Uzo Aduba will play Chisholm, Rose Byrne will play Steinem, Ari Graynor will play lawyer Brenda Feigen-Fasteau, Margo Martindale will play Abzug, Tracey Ullman will play Friedan, Melanie Lynskey will play Schlafly ally Rosemary Thomson, Sarah Paulson will play Schlafly’s best friend Alice (a fictional character), James Marsden will play conservative congressman Phil Crane, John Slattery will play Phyllis’ husband Fred Schlafly, and Jeanne Tripplehorn will play Phyllis’ sister-in-law Eleanor Schlafly.


More Casting News: The New Pope, David Letterman Introduces New Guests, Captain Marvel Runs Wild

The New Pope - Photo: Jude Law, John Malkovich (Credit: Gianni Fiorito/HBO)
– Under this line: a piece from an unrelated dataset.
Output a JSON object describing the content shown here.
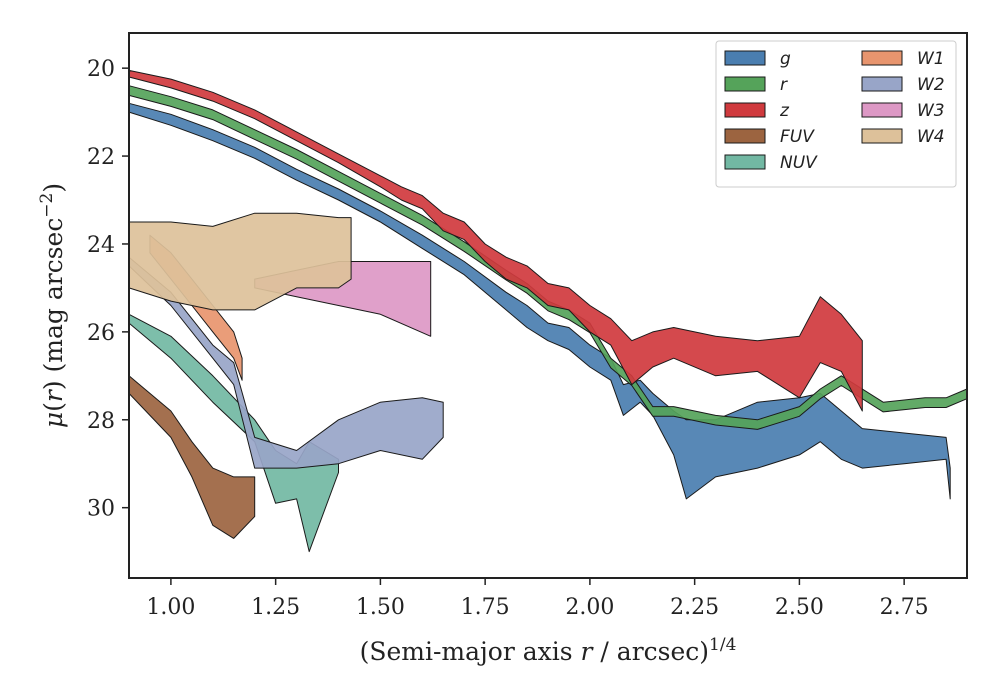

(Photo by Gianni Fiorito/HBO)

The upcoming second season of David Letterman’s Netflix talk show My Next Guest Needs No Introduction will feature a star-studded lineup of talent including Kanye West, Ellen DeGeneres, Tiffany Haddish, Lewis Hamilton, and Melinda Gates. All episodes of season 2 debut May 31.
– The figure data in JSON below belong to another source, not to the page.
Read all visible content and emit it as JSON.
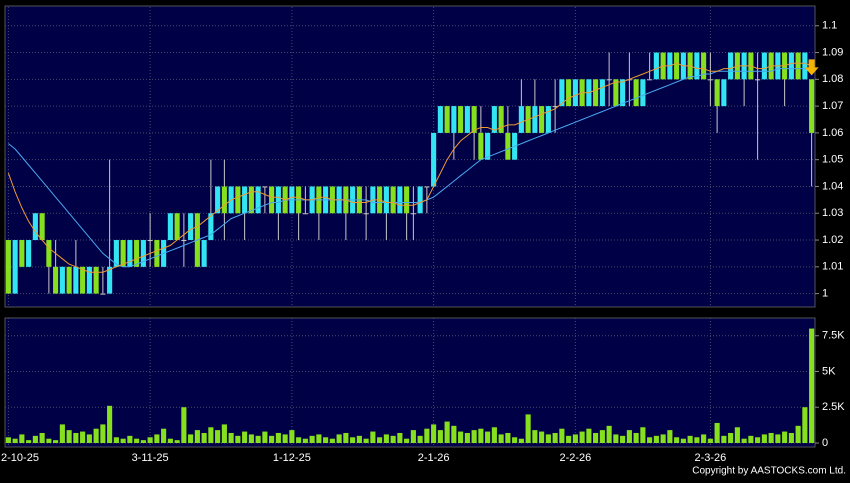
{
  "chart_data": {
    "type": "candlestick",
    "categories": [
      "2-10-25",
      null,
      null,
      null,
      null,
      null,
      null,
      null,
      null,
      null,
      null,
      null,
      null,
      null,
      null,
      null,
      null,
      null,
      null,
      null,
      null,
      "3-11-25",
      null,
      null,
      null,
      null,
      null,
      null,
      null,
      null,
      null,
      null,
      null,
      null,
      null,
      null,
      null,
      null,
      null,
      null,
      null,
      null,
      "1-12-25",
      null,
      null,
      null,
      null,
      null,
      null,
      null,
      null,
      null,
      null,
      null,
      null,
      null,
      null,
      null,
      null,
      null,
      null,
      null,
      null,
      "2-1-26",
      null,
      null,
      null,
      null,
      null,
      null,
      null,
      null,
      null,
      null,
      null,
      null,
      null,
      null,
      null,
      null,
      null,
      null,
      null,
      null,
      "2-2-26",
      null,
      null,
      null,
      null,
      null,
      null,
      null,
      null,
      null,
      null,
      null,
      null,
      null,
      null,
      null,
      null,
      null,
      null,
      null,
      "2-3-26",
      null,
      null,
      null,
      null,
      null,
      null,
      null,
      null,
      null,
      null,
      null,
      null,
      null,
      null,
      null
    ],
    "open": [
      1.02,
      1.0,
      1.02,
      1.01,
      1.02,
      1.03,
      1.02,
      1.01,
      1.0,
      1.01,
      1.0,
      1.01,
      1.0,
      1.01,
      1.0,
      1.0,
      1.01,
      1.02,
      1.01,
      1.02,
      1.01,
      1.02,
      1.02,
      1.01,
      1.02,
      1.03,
      1.02,
      1.02,
      1.03,
      1.01,
      1.02,
      1.03,
      1.04,
      1.03,
      1.04,
      1.03,
      1.04,
      1.03,
      1.04,
      1.04,
      1.03,
      1.04,
      1.03,
      1.04,
      1.03,
      1.03,
      1.04,
      1.03,
      1.04,
      1.03,
      1.04,
      1.03,
      1.04,
      1.03,
      1.03,
      1.04,
      1.03,
      1.04,
      1.03,
      1.04,
      1.03,
      1.03,
      1.04,
      1.04,
      1.06,
      1.07,
      1.06,
      1.07,
      1.06,
      1.07,
      1.06,
      1.05,
      1.06,
      1.07,
      1.06,
      1.05,
      1.06,
      1.07,
      1.06,
      1.07,
      1.06,
      1.07,
      1.07,
      1.08,
      1.07,
      1.08,
      1.07,
      1.08,
      1.07,
      1.08,
      1.08,
      1.07,
      1.08,
      1.08,
      1.07,
      1.08,
      1.08,
      1.09,
      1.08,
      1.09,
      1.08,
      1.09,
      1.08,
      1.09,
      1.08,
      1.08,
      1.07,
      1.08,
      1.09,
      1.08,
      1.09,
      1.08,
      1.08,
      1.09,
      1.08,
      1.09,
      1.08,
      1.09,
      1.08,
      1.08
    ],
    "high": [
      1.02,
      1.02,
      1.02,
      1.02,
      1.03,
      1.03,
      1.02,
      1.02,
      1.01,
      1.01,
      1.02,
      1.01,
      1.01,
      1.01,
      1.01,
      1.05,
      1.02,
      1.02,
      1.02,
      1.02,
      1.02,
      1.03,
      1.02,
      1.02,
      1.03,
      1.03,
      1.03,
      1.03,
      1.03,
      1.02,
      1.05,
      1.04,
      1.05,
      1.04,
      1.04,
      1.04,
      1.04,
      1.04,
      1.04,
      1.04,
      1.04,
      1.04,
      1.04,
      1.04,
      1.04,
      1.04,
      1.04,
      1.04,
      1.04,
      1.04,
      1.04,
      1.04,
      1.04,
      1.04,
      1.04,
      1.04,
      1.04,
      1.04,
      1.04,
      1.04,
      1.04,
      1.04,
      1.04,
      1.06,
      1.07,
      1.07,
      1.07,
      1.07,
      1.07,
      1.07,
      1.07,
      1.06,
      1.07,
      1.07,
      1.07,
      1.06,
      1.08,
      1.07,
      1.08,
      1.07,
      1.07,
      1.08,
      1.08,
      1.08,
      1.08,
      1.08,
      1.08,
      1.08,
      1.08,
      1.09,
      1.08,
      1.08,
      1.09,
      1.08,
      1.08,
      1.09,
      1.09,
      1.09,
      1.09,
      1.09,
      1.09,
      1.09,
      1.09,
      1.09,
      1.09,
      1.08,
      1.08,
      1.09,
      1.09,
      1.09,
      1.09,
      1.09,
      1.09,
      1.09,
      1.09,
      1.09,
      1.09,
      1.09,
      1.09,
      1.08
    ],
    "low": [
      1.0,
      1.0,
      1.01,
      1.01,
      1.02,
      1.02,
      1.0,
      1.0,
      1.0,
      1.0,
      1.0,
      1.0,
      1.0,
      1.0,
      1.0,
      1.0,
      1.01,
      1.01,
      1.01,
      1.01,
      1.01,
      1.01,
      1.01,
      1.01,
      1.02,
      1.02,
      1.01,
      1.02,
      1.01,
      1.01,
      1.02,
      1.03,
      1.02,
      1.03,
      1.03,
      1.02,
      1.03,
      1.03,
      1.03,
      1.03,
      1.02,
      1.03,
      1.03,
      1.02,
      1.03,
      1.03,
      1.02,
      1.03,
      1.03,
      1.03,
      1.02,
      1.03,
      1.03,
      1.02,
      1.03,
      1.03,
      1.02,
      1.03,
      1.03,
      1.02,
      1.02,
      1.03,
      1.03,
      1.04,
      1.06,
      1.06,
      1.05,
      1.06,
      1.06,
      1.05,
      1.05,
      1.05,
      1.06,
      1.06,
      1.05,
      1.05,
      1.06,
      1.06,
      1.06,
      1.06,
      1.06,
      1.06,
      1.07,
      1.07,
      1.07,
      1.07,
      1.07,
      1.07,
      1.07,
      1.07,
      1.07,
      1.07,
      1.07,
      1.07,
      1.07,
      1.08,
      1.08,
      1.08,
      1.08,
      1.08,
      1.08,
      1.08,
      1.08,
      1.08,
      1.07,
      1.06,
      1.07,
      1.08,
      1.08,
      1.07,
      1.08,
      1.05,
      1.08,
      1.08,
      1.08,
      1.07,
      1.08,
      1.08,
      1.08,
      1.04
    ],
    "close": [
      1.0,
      1.02,
      1.01,
      1.02,
      1.03,
      1.02,
      1.01,
      1.0,
      1.01,
      1.0,
      1.01,
      1.0,
      1.01,
      1.0,
      1.0,
      1.01,
      1.02,
      1.01,
      1.02,
      1.01,
      1.02,
      1.02,
      1.01,
      1.02,
      1.03,
      1.02,
      1.02,
      1.03,
      1.01,
      1.02,
      1.03,
      1.04,
      1.03,
      1.04,
      1.03,
      1.04,
      1.03,
      1.04,
      1.04,
      1.03,
      1.04,
      1.03,
      1.04,
      1.03,
      1.03,
      1.04,
      1.03,
      1.04,
      1.03,
      1.04,
      1.03,
      1.04,
      1.03,
      1.03,
      1.04,
      1.03,
      1.04,
      1.03,
      1.04,
      1.03,
      1.03,
      1.04,
      1.04,
      1.06,
      1.07,
      1.06,
      1.07,
      1.06,
      1.07,
      1.06,
      1.05,
      1.06,
      1.07,
      1.06,
      1.05,
      1.06,
      1.07,
      1.06,
      1.07,
      1.06,
      1.07,
      1.07,
      1.08,
      1.07,
      1.08,
      1.07,
      1.08,
      1.07,
      1.08,
      1.08,
      1.07,
      1.08,
      1.08,
      1.07,
      1.08,
      1.08,
      1.09,
      1.08,
      1.09,
      1.08,
      1.09,
      1.08,
      1.09,
      1.08,
      1.08,
      1.07,
      1.08,
      1.09,
      1.08,
      1.09,
      1.08,
      1.08,
      1.09,
      1.08,
      1.09,
      1.08,
      1.09,
      1.08,
      1.09,
      1.06
    ],
    "up_color": "#33e4f2",
    "down_color": "#86e01e",
    "wick_color": "#c8c8c8",
    "ylim": [
      0.995,
      1.107
    ],
    "yticks": [
      1,
      1.01,
      1.02,
      1.03,
      1.04,
      1.05,
      1.06,
      1.07,
      1.08,
      1.09,
      1.1
    ],
    "grid": true,
    "ma": [
      {
        "color": "#4aa8f0",
        "values": [
          1.056,
          1.054,
          1.051,
          1.048,
          1.045,
          1.042,
          1.039,
          1.036,
          1.033,
          1.03,
          1.027,
          1.024,
          1.021,
          1.018,
          1.015,
          1.013,
          1.011,
          1.01,
          1.01,
          1.011,
          1.012,
          1.013,
          1.014,
          1.015,
          1.016,
          1.017,
          1.018,
          1.019,
          1.02,
          1.021,
          1.022,
          1.024,
          1.026,
          1.028,
          1.029,
          1.03,
          1.031,
          1.032,
          1.033,
          1.034,
          1.034,
          1.035,
          1.035,
          1.035,
          1.035,
          1.035,
          1.035,
          1.035,
          1.035,
          1.035,
          1.035,
          1.035,
          1.035,
          1.035,
          1.034,
          1.034,
          1.034,
          1.034,
          1.034,
          1.034,
          1.034,
          1.034,
          1.035,
          1.036,
          1.038,
          1.04,
          1.042,
          1.044,
          1.046,
          1.048,
          1.05,
          1.051,
          1.052,
          1.053,
          1.054,
          1.055,
          1.056,
          1.057,
          1.058,
          1.059,
          1.06,
          1.061,
          1.062,
          1.063,
          1.064,
          1.065,
          1.066,
          1.067,
          1.068,
          1.069,
          1.07,
          1.071,
          1.072,
          1.073,
          1.074,
          1.075,
          1.076,
          1.077,
          1.078,
          1.079,
          1.08,
          1.081,
          1.081,
          1.082,
          1.082,
          1.083,
          1.083,
          1.083,
          1.083,
          1.083,
          1.083,
          1.083,
          1.083,
          1.083,
          1.084,
          1.084,
          1.084,
          1.084,
          1.084,
          1.084
        ]
      },
      {
        "color": "#f09a30",
        "values": [
          1.045,
          1.038,
          1.032,
          1.027,
          1.023,
          1.02,
          1.017,
          1.015,
          1.013,
          1.011,
          1.01,
          1.009,
          1.008,
          1.008,
          1.008,
          1.009,
          1.01,
          1.011,
          1.012,
          1.013,
          1.014,
          1.015,
          1.016,
          1.017,
          1.018,
          1.02,
          1.022,
          1.024,
          1.025,
          1.027,
          1.029,
          1.031,
          1.033,
          1.035,
          1.036,
          1.037,
          1.038,
          1.038,
          1.037,
          1.036,
          1.036,
          1.035,
          1.036,
          1.036,
          1.035,
          1.035,
          1.036,
          1.036,
          1.035,
          1.035,
          1.035,
          1.034,
          1.034,
          1.034,
          1.035,
          1.035,
          1.034,
          1.034,
          1.033,
          1.033,
          1.033,
          1.034,
          1.035,
          1.04,
          1.045,
          1.05,
          1.054,
          1.057,
          1.059,
          1.061,
          1.062,
          1.062,
          1.061,
          1.062,
          1.063,
          1.063,
          1.064,
          1.065,
          1.066,
          1.067,
          1.068,
          1.069,
          1.071,
          1.073,
          1.074,
          1.075,
          1.075,
          1.076,
          1.077,
          1.078,
          1.079,
          1.079,
          1.08,
          1.081,
          1.082,
          1.083,
          1.084,
          1.085,
          1.085,
          1.086,
          1.085,
          1.085,
          1.084,
          1.084,
          1.083,
          1.083,
          1.084,
          1.084,
          1.085,
          1.085,
          1.085,
          1.084,
          1.084,
          1.085,
          1.085,
          1.085,
          1.086,
          1.086,
          1.086,
          1.085
        ]
      }
    ],
    "volume": {
      "color": "#86e01e",
      "ylim": [
        0,
        8600
      ],
      "yticks": [
        0,
        {
          "value": 2500,
          "label": "2.5K"
        },
        {
          "value": 5000,
          "label": "5K"
        },
        {
          "value": 7500,
          "label": "7.5K"
        }
      ],
      "values": [
        400,
        300,
        600,
        200,
        500,
        700,
        300,
        200,
        1300,
        900,
        700,
        800,
        600,
        1000,
        1300,
        2600,
        400,
        300,
        500,
        300,
        200,
        400,
        600,
        1000,
        300,
        200,
        2500,
        600,
        900,
        700,
        1100,
        900,
        1300,
        700,
        500,
        800,
        600,
        500,
        800,
        500,
        700,
        600,
        900,
        400,
        300,
        500,
        600,
        400,
        300,
        600,
        700,
        400,
        500,
        300,
        800,
        400,
        600,
        500,
        700,
        300,
        900,
        500,
        1000,
        1300,
        900,
        1500,
        1200,
        800,
        700,
        900,
        1000,
        800,
        1100,
        600,
        700,
        400,
        300,
        2000,
        900,
        800,
        600,
        700,
        1000,
        500,
        600,
        800,
        1000,
        700,
        900,
        1200,
        600,
        500,
        900,
        700,
        1100,
        400,
        500,
        600,
        900,
        400,
        300,
        500,
        400,
        600,
        300,
        1400,
        500,
        700,
        1100,
        300,
        500,
        400,
        600,
        700,
        600,
        800,
        700,
        1200,
        2500,
        8000
      ]
    },
    "credit": "Copyright by AASTOCKS.com Ltd."
  }
}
The new season of Running Wild With Bear Grylls, which moves from NBC to National Geographic this fall, will feature the host braving the elements with Captain Marvel herself, Brie Larson, and somehow-never-a-superhero Armie Hammer.

Queer Eye’s Tan France will host a fashion competition series Next in Fashion with designer and model Alexa Chung. Eighteen designers will face off in challenges for a chance to win a $250,000 grand prize in the 10-episode series. Elizabeth Stewart and Eva Chen will be recurring guest judges with additional guest judges to be announced later. No date has been announced for the series.

Finally, HBO announced that Sharon Stone and Marilyn Manson will guest star in The New Pope, the eight-episode follow-up series to The Young Popethat will star John Malkovich and Jude Law — both as popes.